TSPY-Like 2 (TSPYL2) is a nuclear protein, encoded by an X-linked gene, that belongs to the testis-specific protein Y-encoded (TSPY-L) nucleosome assembly protein-1 superfamily. Members of this family are involved in cell cycle regulation, transcription and chromatin remodeling through the modulation of histone acetylation.

Published data and our previous findings suggest that TSPYL2 is also implicated in the DNA damage response (DDR). Indeed, TSPYL2 is required for the maintenance of G1/S checkpoint in response to IR and regulates p53 activity upon different types of DNA damage (Fig.1).

Fig. 1: TSPYL2 role in the regulation of p53. (Magni et al. CDD 2019)

 

Moreover, our preliminary results support also important and, possibly, sex specific functions for TSPYL2 in both the DDR and tumorigenesis.

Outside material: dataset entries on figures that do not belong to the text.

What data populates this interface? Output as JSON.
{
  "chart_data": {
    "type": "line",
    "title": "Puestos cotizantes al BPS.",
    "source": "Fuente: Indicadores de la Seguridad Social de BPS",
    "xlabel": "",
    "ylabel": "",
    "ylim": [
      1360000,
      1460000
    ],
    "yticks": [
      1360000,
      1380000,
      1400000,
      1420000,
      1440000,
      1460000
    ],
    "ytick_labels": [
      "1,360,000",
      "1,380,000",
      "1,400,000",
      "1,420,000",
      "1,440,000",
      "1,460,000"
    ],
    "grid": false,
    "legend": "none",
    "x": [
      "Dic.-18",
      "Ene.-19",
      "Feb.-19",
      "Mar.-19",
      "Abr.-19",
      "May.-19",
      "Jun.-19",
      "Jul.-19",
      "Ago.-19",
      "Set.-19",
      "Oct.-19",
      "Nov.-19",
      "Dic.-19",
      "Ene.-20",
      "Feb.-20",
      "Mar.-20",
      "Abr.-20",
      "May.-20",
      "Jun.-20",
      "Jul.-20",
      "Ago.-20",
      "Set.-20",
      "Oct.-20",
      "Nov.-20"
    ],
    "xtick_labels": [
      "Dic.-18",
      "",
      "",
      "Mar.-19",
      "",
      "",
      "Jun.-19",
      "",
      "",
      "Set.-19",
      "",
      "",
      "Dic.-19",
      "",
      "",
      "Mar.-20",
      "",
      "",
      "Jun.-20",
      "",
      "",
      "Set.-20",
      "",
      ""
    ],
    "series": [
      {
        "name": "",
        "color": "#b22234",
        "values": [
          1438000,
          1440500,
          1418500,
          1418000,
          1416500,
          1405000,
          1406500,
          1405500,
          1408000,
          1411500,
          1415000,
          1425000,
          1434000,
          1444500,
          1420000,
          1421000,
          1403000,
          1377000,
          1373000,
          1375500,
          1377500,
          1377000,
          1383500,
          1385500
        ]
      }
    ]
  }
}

Therefore, with this project we want to elucidate the sex specific function of TSPYL2 in the DDR, to determine if it is implicated in the regulation of tumor formation and whether it may contribute to the sexual dimorphism present in some types of cancers.

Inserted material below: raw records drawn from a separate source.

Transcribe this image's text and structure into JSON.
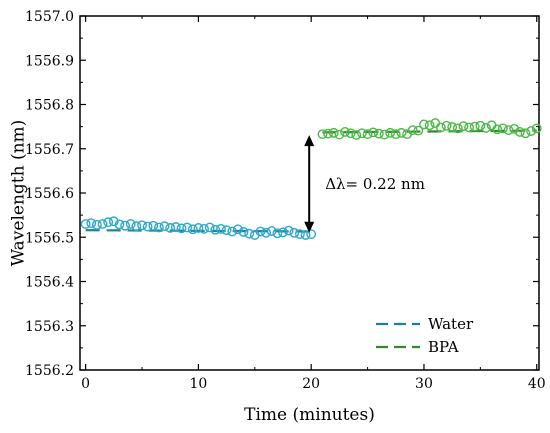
{
  "chart_data": {
    "type": "scatter",
    "title": "",
    "xlabel": "Time (minutes)",
    "ylabel": "Wavelength (nm)",
    "xlim": [
      -0.5,
      40.2
    ],
    "ylim": [
      1556.2,
      1557.0
    ],
    "xticks": [
      0,
      10,
      20,
      30,
      40
    ],
    "yticks": [
      1556.2,
      1556.3,
      1556.4,
      1556.5,
      1556.6,
      1556.7,
      1556.8,
      1556.9,
      1557.0
    ],
    "xtick_labels": [
      "0",
      "10",
      "20",
      "30",
      "40"
    ],
    "ytick_labels": [
      "1556.2",
      "1556.3",
      "1556.4",
      "1556.5",
      "1556.6",
      "1556.7",
      "1556.8",
      "1556.9",
      "1557.0"
    ],
    "grid": false,
    "legend_position": "bottom-right",
    "series": [
      {
        "name": "Water",
        "color": "#2aa9c9",
        "fit_color": "#1f7f98",
        "fit": [
          [
            0,
            1556.516
          ],
          [
            20,
            1556.513
          ]
        ],
        "x": [
          0,
          0.5,
          1,
          1.5,
          2,
          2.5,
          3,
          3.5,
          4,
          4.5,
          5,
          5.5,
          6,
          6.5,
          7,
          7.5,
          8,
          8.5,
          9,
          9.5,
          10,
          10.5,
          11,
          11.5,
          12,
          12.5,
          13,
          13.5,
          14,
          14.5,
          15,
          15.5,
          16,
          16.5,
          17,
          17.5,
          18,
          18.5,
          19,
          19.5,
          20
        ],
        "y": [
          1556.53,
          1556.532,
          1556.528,
          1556.53,
          1556.534,
          1556.536,
          1556.529,
          1556.526,
          1556.53,
          1556.525,
          1556.527,
          1556.524,
          1556.526,
          1556.522,
          1556.525,
          1556.521,
          1556.523,
          1556.52,
          1556.522,
          1556.518,
          1556.521,
          1556.519,
          1556.522,
          1556.517,
          1556.519,
          1556.516,
          1556.513,
          1556.518,
          1556.512,
          1556.508,
          1556.505,
          1556.513,
          1556.51,
          1556.514,
          1556.509,
          1556.511,
          1556.515,
          1556.51,
          1556.507,
          1556.505,
          1556.507
        ]
      },
      {
        "name": "BPA",
        "color": "#4db848",
        "fit_color": "#2f8a2b",
        "fit": [
          [
            21,
            1556.737
          ],
          [
            40,
            1556.741
          ]
        ],
        "x": [
          21,
          21.5,
          22,
          22.5,
          23,
          23.5,
          24,
          24.5,
          25,
          25.5,
          26,
          26.5,
          27,
          27.5,
          28,
          28.5,
          29,
          29.5,
          30,
          30.5,
          31,
          31.5,
          32,
          32.5,
          33,
          33.5,
          34,
          34.5,
          35,
          35.5,
          36,
          36.5,
          37,
          37.5,
          38,
          38.5,
          39,
          39.5,
          40
        ],
        "y": [
          1556.733,
          1556.734,
          1556.736,
          1556.732,
          1556.738,
          1556.735,
          1556.731,
          1556.735,
          1556.733,
          1556.737,
          1556.734,
          1556.732,
          1556.736,
          1556.733,
          1556.736,
          1556.733,
          1556.742,
          1556.741,
          1556.755,
          1556.753,
          1556.758,
          1556.748,
          1556.752,
          1556.749,
          1556.746,
          1556.751,
          1556.748,
          1556.75,
          1556.752,
          1556.747,
          1556.753,
          1556.744,
          1556.746,
          1556.742,
          1556.745,
          1556.738,
          1556.735,
          1556.74,
          1556.746
        ]
      }
    ],
    "annotation": {
      "text": "Δλ= 0.22 nm",
      "arrow_x": 20.0,
      "arrow_y_from": 1556.508,
      "arrow_y_to": 1556.733
    }
  }
}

To these aims, TSPYL2 will be knocked-out (KO) or depleted in both male and female cell lines and the regulation of DDR activation will be evaluated. Moreover, the neoplastic transformation process will be analyzed in normal prostate, mammary and lung cell lines KO for TSPYL2. Finally, TSPYL2 expression will be studied in prostate and breast cancer patients’ specimens.

Results of these studies will increase our knowledge of DDR activation, tumorigenesis and cancer progression, possibly explaining the mechanisms at the basis of cancer sexual dimorphism. In addition, they will provide useful insights for the development of personalized anti-cancer strategies, revealing also if TSPYL2 could be in the future a target for cancer diagnosis and therapy.